How many Hens, Roosters and Chicks do you need if you have exactly $100 and the sum total of Hens, Roosters and Chicks must also be 100?
Yeah, I couldn’t solve it via algebra or any other mathematical method I knew. In the end, 2 minutes with perl and a text editor solved the equation in 2 seconds but bearing in mind the average P1 kid is not going to have a computer during the test (heck, not even a calculator), I’m baffled at why this would be a math question.
Anyone who knows how to solve this mathematically, drop me a note.
FYI, if you have to know the answer, click on the more link…
Answer, 1 hens 29 roosters and 70 chicks
Derived via brute force calculations and verified that there is only 1 answer possible (assuming we don’t consider parts of chickens, i.e. whole numbers only).
December 1st, 2006 on 9:44 am
Ooi …. how to solve. 2 equations with 3 variables?????
Other than brute force, I don’t think there is any other method.
Any maths teacher out there wants to enlighten us? Urrm …. Miss Tan, you reading this?

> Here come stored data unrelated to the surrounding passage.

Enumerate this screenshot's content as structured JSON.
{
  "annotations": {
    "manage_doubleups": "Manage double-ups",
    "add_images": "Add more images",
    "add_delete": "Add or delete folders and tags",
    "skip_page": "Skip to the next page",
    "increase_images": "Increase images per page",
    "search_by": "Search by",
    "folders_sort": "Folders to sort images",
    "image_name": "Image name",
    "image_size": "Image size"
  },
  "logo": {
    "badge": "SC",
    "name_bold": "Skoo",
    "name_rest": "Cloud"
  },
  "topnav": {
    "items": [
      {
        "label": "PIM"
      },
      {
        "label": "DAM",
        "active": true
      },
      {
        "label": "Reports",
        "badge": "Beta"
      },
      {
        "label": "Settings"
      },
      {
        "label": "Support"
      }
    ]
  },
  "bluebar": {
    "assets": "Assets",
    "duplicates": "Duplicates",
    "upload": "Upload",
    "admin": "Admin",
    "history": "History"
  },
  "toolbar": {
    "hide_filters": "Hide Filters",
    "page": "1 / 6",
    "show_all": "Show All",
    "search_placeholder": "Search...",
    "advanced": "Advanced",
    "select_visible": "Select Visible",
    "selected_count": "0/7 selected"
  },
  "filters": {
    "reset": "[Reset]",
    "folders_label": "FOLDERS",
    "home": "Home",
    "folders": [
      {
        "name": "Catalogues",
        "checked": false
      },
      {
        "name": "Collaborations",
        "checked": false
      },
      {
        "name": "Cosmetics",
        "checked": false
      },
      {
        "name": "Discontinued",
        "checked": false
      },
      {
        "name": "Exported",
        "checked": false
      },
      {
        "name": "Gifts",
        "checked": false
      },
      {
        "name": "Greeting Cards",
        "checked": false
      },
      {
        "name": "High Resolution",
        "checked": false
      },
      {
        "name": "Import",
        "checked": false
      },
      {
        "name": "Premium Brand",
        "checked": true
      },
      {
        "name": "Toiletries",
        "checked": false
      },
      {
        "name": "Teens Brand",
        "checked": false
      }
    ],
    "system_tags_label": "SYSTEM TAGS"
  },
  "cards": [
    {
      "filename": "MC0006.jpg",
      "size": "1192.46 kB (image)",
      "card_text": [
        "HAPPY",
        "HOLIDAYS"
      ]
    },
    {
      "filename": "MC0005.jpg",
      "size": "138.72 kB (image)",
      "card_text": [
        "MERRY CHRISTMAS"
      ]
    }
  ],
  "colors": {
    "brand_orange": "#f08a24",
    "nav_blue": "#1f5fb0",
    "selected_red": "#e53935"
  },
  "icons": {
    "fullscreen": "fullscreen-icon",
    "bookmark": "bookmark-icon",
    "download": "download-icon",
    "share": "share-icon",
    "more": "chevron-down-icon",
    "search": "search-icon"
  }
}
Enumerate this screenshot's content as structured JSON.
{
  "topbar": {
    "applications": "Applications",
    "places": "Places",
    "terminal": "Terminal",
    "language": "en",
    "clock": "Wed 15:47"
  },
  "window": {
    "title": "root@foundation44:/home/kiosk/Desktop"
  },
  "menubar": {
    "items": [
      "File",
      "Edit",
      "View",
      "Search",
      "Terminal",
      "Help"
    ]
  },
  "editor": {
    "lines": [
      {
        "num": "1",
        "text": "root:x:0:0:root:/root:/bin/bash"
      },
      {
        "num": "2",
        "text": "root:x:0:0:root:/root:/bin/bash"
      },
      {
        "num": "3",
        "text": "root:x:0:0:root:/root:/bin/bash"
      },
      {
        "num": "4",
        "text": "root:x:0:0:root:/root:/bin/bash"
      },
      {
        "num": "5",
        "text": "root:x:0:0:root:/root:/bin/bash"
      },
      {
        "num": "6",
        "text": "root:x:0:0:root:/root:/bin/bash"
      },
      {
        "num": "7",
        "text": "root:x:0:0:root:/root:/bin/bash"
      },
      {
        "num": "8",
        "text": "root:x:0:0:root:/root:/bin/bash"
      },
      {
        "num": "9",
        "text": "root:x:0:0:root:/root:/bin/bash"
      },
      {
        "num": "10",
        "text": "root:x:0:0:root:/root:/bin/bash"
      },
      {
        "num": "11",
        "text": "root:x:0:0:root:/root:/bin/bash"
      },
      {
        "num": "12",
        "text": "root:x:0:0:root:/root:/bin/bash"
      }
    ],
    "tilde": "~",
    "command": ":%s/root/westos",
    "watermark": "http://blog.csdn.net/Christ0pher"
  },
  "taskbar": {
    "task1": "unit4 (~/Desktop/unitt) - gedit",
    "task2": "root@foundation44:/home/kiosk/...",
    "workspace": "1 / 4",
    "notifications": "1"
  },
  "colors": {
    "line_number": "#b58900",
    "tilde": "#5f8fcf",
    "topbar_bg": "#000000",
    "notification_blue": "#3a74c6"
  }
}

December 6th, 2006 on 9:54 am
100 chicks x 0.1 = 10
10 hen x 3 = 30
10 rooster x 6 = 60
Isn’t it just that?
December 6th, 2006 on 7:28 pm
Rage:
100 chicks x 0.1 = 10
10 hen x 3 = 30
10 rooster x 6 = 60
gives you 120 animals in total. You need 100 animals @ $100 total
James:
Apparently they teach something like check and guess (?) in school now to solve problems like this. Sort of like logical elimination? Not too sure since I haven’t been to primary school in a while.
It’s supposed to be solveable in 3 steps though (yah.. beats me).

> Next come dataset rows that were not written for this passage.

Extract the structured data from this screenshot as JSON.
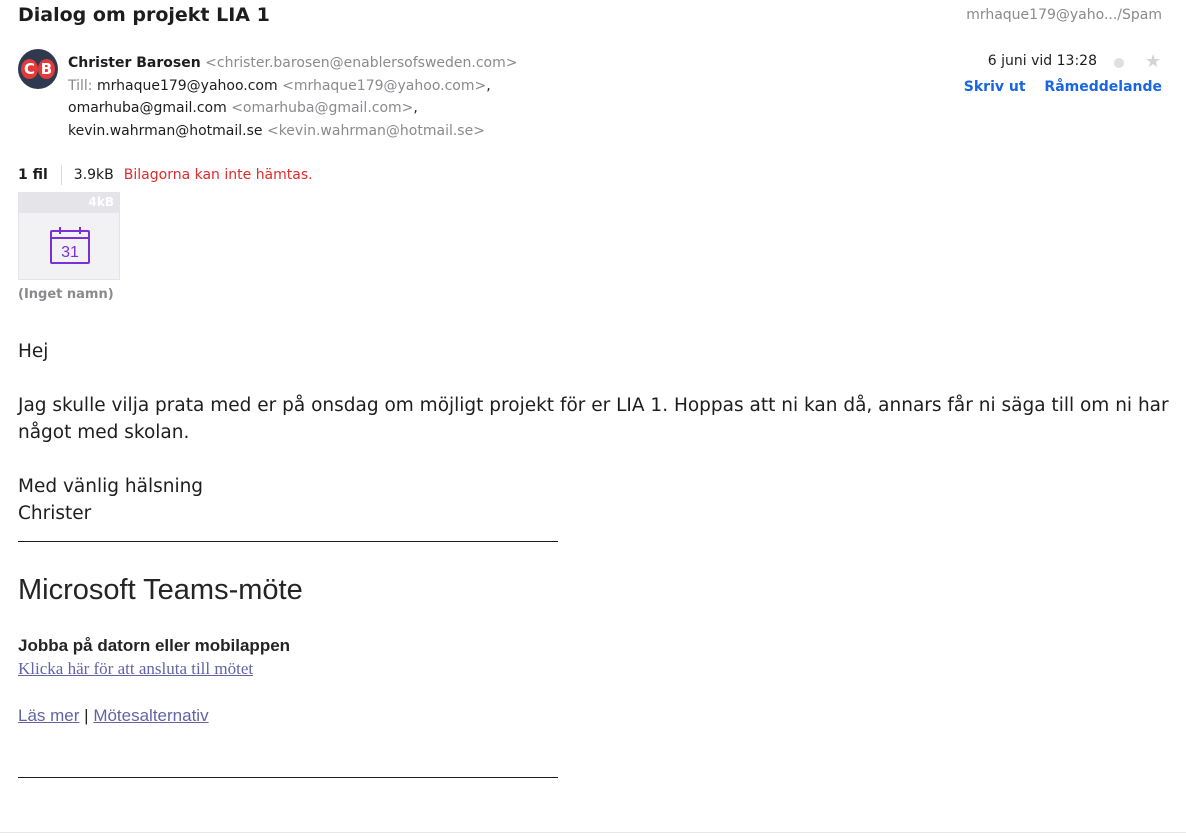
{
  "email": {
    "subject": "Dialog om projekt LIA 1",
    "folder": "mrhaque179@yaho.../Spam",
    "sender": {
      "avatar_initials": [
        "C",
        "B"
      ],
      "name": "Christer Barosen",
      "email": "<christer.barosen@enablersofsweden.com>"
    },
    "to_label": "Till:",
    "recipients": [
      {
        "name": "mrhaque179@yahoo.com",
        "email": "<mrhaque179@yahoo.com>",
        "suffix": ","
      },
      {
        "name": "omarhuba@gmail.com",
        "email": "<omarhuba@gmail.com>",
        "suffix": ","
      },
      {
        "name": "kevin.wahrman@hotmail.se",
        "email": "<kevin.wahrman@hotmail.se>",
        "suffix": ""
      }
    ],
    "date": "6 juni vid 13:28",
    "actions": {
      "print": "Skriv ut",
      "raw": "Råmeddelande"
    },
    "star_icon": "star-icon"
  },
  "attachments": {
    "count": "1 fil",
    "total_size": "3.9kB",
    "error": "Bilagorna kan inte hämtas.",
    "items": [
      {
        "size": "4kB",
        "icon": "calendar-icon",
        "calendar_day": "31",
        "name": "(Inget namn)"
      }
    ]
  },
  "body": {
    "greeting": "Hej",
    "paragraph": "Jag skulle vilja prata med er på onsdag om möjligt projekt för er LIA 1. Hoppas att ni kan då, annars får ni säga till om ni har något med skolan.",
    "closing": "Med vänlig hälsning",
    "signature": "Christer",
    "teams": {
      "title": "Microsoft Teams-möte",
      "subheading": "Jobba på datorn eller mobilappen",
      "join_link": "Klicka här för att ansluta till mötet",
      "learn_more": "Läs mer",
      "separator": "|",
      "options": "Mötesalternativ"
    }
  },
  "colors": {
    "link": "#1a66e0",
    "error": "#e02b2b",
    "teams_link": "#6264a7",
    "avatar_accent": "#e23b3b"
  }
}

December 26th, 2006 on 3:31 am
#hens = x, #roosters = y, #chicks = z.
x + y + z = 100
$6x + $3y + $0.1z = $100
z has to be multiples of 10.
and price of 1h = 2r
logically, z > x + y, if not it can never be within $100.
So then it’s working backwards.
if z = 90
x + y = 10
h + r = 100-9 = 91
2r + r = 91 (this amt has to be divisible by 3 to get whole chickens and roosters), so we’re ditching z=90.
if z = 80
3r = 92 (not divisible by 3)
if z = 70
3r = 93 (divisible! r = 21)
so
hx + ry = $93
6x + 3y = $93
3(2x + y) = 93
2x + y = 31
x + y = 30
y = 30 – x
2x + 30 – x = 31
x + 30 = 31
x = 31-30 = 1
y = 30 – 1 = 29
x = 1, y = 29, z = 70
ergh!!!! i took three hours to do this!!!
January 10th, 2007 on 1:50 pm
Urrm .. that doesn’t look like 3 steps. And they don’t teach algebra until pri 6. My wife’s niece’s just started learning that. So how’s a pri 1 student going to do that???
BTW goo, nice job.
Any Primary school teachers out there ????